「25里……」 源頼朝を演じる大泉洋が、絶望の表情でうなだれるシーンが印象的だった、石橋山の戦い後の逃亡シーン。

……1100年代後半、平安時代末期から、鎌倉時代を築いた源頼朝(大泉洋)の半生を、坂東武士団(関東勢)の北条義時(小栗旬)視点で描く、三谷幸喜脚本「予測不能エンターテインメント」―――NHK大河ドラマ「鎌倉殿の13人」。

東海道線 早川~根府川の間に架かる石橋橋梁の山間、石橋山の戦いで惨敗した源頼朝率いる北条部隊は、平家側の大軍から逃れるべく、4日ほど山中に潜み、潜伏した土肥椙山巌窟から海へ20kmほど歩き、真名鶴岬(真鶴岬)へと出る。

真鶴岬(神奈川県真鶴町)からは、土肥実平(阿南健治)の案内で、小船に乗ってなんと60km超、荒波を乗り越え、同じ坂東武士団の安房(千葉県南部)へと渡る。

源頼朝らが決死の思いで漕ぎ着けた地が、千葉県 鋸南町 竜島。上陸地が諸説あるなか、いまここに千葉県指定史跡「源頼朝上陸地」が立っている。

現在、海沿いを行く鉄道でこの2点を結ぶと、東海道線 真鶴から横須賀線・内房線の電車に乗り継いで、東京湾をぐるっとまわって210km 4時間の電車旅。

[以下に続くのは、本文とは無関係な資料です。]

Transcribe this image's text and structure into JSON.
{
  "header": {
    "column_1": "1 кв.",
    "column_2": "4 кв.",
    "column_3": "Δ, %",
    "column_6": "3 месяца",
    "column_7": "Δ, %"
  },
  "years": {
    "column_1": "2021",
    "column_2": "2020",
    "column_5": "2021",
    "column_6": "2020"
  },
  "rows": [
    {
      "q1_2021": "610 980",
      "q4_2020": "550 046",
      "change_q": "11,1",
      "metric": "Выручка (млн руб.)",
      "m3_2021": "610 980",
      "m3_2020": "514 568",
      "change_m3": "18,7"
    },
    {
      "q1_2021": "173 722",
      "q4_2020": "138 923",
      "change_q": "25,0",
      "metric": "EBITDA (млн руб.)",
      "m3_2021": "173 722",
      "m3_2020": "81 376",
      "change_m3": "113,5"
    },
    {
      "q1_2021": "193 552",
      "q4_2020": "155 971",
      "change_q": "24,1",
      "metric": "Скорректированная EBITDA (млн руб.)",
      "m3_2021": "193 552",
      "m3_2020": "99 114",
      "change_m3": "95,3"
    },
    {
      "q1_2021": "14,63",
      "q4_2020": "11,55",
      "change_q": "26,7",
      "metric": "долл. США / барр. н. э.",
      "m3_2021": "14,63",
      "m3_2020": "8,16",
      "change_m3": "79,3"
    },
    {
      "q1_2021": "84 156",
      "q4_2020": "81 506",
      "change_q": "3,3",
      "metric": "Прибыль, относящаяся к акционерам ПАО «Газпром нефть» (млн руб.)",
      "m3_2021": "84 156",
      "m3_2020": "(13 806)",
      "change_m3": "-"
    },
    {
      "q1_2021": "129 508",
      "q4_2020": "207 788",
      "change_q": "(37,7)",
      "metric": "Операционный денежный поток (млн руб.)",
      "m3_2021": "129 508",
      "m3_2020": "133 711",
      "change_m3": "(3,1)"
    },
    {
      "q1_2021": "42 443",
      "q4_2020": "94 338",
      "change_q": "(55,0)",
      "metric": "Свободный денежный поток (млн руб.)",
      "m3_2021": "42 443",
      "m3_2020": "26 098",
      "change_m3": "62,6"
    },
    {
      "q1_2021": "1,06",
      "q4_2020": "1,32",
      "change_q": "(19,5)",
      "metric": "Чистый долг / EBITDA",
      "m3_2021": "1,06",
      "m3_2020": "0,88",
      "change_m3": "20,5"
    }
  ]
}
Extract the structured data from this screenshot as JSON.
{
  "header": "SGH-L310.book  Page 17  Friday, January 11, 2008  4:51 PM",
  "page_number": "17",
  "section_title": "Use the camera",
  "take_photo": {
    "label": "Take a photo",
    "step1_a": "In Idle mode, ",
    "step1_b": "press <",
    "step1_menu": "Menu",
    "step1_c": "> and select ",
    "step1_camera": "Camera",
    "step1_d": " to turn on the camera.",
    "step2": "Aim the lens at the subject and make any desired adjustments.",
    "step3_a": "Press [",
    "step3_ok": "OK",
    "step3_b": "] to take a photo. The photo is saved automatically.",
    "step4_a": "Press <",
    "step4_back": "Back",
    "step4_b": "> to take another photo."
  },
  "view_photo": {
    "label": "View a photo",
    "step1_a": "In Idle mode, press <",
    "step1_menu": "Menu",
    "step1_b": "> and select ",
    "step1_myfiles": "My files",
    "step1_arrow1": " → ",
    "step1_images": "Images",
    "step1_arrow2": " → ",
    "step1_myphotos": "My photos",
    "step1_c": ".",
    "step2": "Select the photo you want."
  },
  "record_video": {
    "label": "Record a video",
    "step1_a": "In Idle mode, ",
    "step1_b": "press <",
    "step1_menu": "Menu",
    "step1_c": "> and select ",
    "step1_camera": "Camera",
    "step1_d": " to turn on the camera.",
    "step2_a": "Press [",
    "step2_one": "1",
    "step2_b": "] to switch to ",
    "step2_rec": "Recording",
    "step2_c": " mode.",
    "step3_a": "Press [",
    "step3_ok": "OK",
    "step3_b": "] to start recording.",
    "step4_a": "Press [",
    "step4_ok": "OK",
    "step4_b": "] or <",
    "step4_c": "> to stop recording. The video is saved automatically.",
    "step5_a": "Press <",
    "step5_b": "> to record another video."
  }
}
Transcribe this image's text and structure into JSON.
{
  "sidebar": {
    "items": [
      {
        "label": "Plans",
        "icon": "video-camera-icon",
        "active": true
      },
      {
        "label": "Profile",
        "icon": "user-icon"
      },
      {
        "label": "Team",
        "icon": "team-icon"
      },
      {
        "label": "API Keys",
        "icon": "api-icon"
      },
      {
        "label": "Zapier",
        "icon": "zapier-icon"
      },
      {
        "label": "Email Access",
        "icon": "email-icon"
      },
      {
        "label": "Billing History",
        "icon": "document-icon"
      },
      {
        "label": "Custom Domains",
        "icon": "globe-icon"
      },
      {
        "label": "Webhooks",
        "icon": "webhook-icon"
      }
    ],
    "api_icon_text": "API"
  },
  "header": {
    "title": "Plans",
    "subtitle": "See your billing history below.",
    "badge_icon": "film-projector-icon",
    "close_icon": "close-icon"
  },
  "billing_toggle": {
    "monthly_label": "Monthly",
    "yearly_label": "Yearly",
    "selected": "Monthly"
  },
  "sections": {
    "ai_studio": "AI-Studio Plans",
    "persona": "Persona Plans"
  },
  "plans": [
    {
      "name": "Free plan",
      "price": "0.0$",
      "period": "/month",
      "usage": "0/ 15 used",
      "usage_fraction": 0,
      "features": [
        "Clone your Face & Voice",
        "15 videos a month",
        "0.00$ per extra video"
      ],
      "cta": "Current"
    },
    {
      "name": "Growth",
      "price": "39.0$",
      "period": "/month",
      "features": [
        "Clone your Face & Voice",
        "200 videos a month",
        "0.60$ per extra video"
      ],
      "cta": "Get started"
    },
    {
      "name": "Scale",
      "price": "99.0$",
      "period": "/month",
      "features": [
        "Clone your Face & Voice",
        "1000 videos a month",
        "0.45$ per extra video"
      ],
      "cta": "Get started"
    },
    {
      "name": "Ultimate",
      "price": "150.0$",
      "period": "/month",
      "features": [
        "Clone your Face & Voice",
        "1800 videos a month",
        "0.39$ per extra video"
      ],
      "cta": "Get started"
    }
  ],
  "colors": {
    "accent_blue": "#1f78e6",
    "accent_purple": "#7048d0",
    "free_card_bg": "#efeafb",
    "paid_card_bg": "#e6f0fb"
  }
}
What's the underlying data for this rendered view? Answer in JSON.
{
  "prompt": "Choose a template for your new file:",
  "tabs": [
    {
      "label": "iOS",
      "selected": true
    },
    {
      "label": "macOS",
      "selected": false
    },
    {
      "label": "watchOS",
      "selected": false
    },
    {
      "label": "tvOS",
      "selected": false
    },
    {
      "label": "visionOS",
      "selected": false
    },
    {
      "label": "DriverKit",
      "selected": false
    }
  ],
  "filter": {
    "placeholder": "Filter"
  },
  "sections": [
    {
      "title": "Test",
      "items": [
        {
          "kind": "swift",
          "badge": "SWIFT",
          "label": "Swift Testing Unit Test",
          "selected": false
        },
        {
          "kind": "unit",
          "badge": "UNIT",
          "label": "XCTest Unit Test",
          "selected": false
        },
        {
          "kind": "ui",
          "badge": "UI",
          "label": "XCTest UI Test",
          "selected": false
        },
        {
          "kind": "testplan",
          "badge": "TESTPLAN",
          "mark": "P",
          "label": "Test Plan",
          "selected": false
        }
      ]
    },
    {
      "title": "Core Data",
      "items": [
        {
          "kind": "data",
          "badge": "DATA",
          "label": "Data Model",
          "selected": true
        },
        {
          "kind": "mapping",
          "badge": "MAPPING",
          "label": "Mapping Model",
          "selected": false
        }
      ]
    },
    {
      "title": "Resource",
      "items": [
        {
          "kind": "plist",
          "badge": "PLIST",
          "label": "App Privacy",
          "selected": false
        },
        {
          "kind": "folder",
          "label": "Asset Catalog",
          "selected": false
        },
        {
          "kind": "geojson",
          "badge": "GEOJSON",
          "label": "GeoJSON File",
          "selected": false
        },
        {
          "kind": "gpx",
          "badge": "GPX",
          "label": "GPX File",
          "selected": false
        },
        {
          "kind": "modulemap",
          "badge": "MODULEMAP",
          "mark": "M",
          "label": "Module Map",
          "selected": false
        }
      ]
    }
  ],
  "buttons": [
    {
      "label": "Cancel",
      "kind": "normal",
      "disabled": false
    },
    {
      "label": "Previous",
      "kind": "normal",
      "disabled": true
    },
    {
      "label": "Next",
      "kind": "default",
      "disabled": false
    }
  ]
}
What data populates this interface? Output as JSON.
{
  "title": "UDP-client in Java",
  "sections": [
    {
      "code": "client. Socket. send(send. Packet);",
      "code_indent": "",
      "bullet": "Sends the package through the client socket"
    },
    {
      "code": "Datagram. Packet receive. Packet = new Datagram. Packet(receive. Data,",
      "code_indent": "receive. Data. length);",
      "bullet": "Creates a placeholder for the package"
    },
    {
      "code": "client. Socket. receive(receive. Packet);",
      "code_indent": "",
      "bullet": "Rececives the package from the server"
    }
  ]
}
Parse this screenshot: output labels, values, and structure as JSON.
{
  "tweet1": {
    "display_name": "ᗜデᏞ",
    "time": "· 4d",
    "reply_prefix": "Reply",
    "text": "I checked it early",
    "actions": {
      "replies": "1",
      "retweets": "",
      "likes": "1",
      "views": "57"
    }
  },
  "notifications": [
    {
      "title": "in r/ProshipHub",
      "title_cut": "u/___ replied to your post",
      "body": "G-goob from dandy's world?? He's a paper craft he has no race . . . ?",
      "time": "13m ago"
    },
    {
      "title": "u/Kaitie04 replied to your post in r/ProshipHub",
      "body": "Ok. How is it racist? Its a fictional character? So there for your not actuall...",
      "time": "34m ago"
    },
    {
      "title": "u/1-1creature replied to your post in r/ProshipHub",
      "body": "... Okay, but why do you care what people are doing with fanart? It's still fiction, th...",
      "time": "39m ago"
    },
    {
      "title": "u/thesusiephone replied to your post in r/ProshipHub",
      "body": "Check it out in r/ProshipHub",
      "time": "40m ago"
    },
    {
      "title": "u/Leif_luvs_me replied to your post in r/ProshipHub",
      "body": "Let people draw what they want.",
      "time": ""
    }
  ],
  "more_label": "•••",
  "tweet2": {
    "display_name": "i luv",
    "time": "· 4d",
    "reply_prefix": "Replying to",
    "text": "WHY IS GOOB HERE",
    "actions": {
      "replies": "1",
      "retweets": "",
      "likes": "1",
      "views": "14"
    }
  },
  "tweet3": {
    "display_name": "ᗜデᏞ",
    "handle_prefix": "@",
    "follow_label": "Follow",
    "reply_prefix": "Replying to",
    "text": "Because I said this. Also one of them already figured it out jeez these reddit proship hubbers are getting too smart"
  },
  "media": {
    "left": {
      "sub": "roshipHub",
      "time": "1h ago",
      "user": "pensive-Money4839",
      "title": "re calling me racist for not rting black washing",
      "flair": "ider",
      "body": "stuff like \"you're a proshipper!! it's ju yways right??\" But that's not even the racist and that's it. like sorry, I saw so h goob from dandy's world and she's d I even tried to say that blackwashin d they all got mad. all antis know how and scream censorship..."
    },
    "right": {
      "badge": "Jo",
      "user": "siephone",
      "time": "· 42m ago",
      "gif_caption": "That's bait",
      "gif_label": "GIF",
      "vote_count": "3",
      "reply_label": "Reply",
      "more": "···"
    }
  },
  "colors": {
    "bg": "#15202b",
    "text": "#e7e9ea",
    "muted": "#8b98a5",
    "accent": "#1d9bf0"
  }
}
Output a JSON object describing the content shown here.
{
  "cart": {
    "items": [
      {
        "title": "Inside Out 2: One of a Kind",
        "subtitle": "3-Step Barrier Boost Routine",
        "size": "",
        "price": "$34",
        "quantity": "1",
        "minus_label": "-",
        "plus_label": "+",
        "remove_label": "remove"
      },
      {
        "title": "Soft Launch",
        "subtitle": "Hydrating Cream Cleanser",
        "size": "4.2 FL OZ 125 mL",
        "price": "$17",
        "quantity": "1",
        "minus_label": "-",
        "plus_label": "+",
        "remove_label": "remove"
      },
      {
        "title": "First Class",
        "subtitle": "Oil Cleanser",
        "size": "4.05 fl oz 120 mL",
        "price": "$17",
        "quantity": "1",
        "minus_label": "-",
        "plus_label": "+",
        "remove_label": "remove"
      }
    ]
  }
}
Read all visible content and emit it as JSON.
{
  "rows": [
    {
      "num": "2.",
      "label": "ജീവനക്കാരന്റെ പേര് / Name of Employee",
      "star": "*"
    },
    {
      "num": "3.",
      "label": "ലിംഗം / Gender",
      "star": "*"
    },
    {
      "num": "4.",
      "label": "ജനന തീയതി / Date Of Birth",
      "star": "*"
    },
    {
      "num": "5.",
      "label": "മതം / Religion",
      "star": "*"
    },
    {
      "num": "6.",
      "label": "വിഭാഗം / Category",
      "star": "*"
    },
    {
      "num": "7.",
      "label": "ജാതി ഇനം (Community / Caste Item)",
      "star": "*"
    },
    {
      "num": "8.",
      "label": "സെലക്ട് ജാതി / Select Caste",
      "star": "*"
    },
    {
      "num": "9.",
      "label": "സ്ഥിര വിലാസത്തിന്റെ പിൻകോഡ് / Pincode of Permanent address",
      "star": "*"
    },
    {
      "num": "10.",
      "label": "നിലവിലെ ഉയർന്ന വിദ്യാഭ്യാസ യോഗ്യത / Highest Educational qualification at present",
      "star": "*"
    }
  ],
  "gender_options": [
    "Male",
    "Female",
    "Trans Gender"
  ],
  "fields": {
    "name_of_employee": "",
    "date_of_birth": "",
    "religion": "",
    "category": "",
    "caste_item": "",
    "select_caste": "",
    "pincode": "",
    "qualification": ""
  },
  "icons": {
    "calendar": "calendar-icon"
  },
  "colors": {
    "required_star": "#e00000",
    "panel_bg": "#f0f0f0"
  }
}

「鎌倉殿の13人」の舞台は、伊豆・相模・三浦半島から房総半島へ

そこを、頼朝らを乗せた船は、鉄路の1/3以下の距離で海路を一直線に結んだ。しかも丸1日かけて。

こうした三浦沖の海岸ルートは、平安時代から盛んに船の往来があったといわれている。

その理由のひとつが、東京湾岸の土地の具合。当時の沿岸地域は、湿地帯が多く、陸路を移動するのが不便だったという。

「汽笛一声新橋を」から始まった、日本初の鉄道 新橋~横浜 も、湿地帯のなかを石垣築堤などで線路を敷いて開業に至った。

最近、土のなかから出てきた高輪築堤も、そんな石垣築堤の名残のひとつ。

―――NHK大河ドラマ「鎌倉殿の13人」の舞台は、伊豆・相模・三浦半島から、房総半島へ。

千葉の豪族で坂東の巨頭 上総広常(佐藤浩市)や、坂東の重鎮 千葉常胤(岡本信人)は、房総半島へ逃れてきた源頼朝にどう加勢するか。

日本に鉄道が走り始めたのは、源頼朝が海で神奈川県 真鶴から千葉県 鋸南町へと海で渡ってから、およそ700年後。

その逆転劇への最初の着地点となった源頼朝上陸地へは、JR内房線 安房勝山駅から海へ歩いて15分。その周辺には、菱川師宣記念館などもあるから、電車でゆっくり、でかけてみて。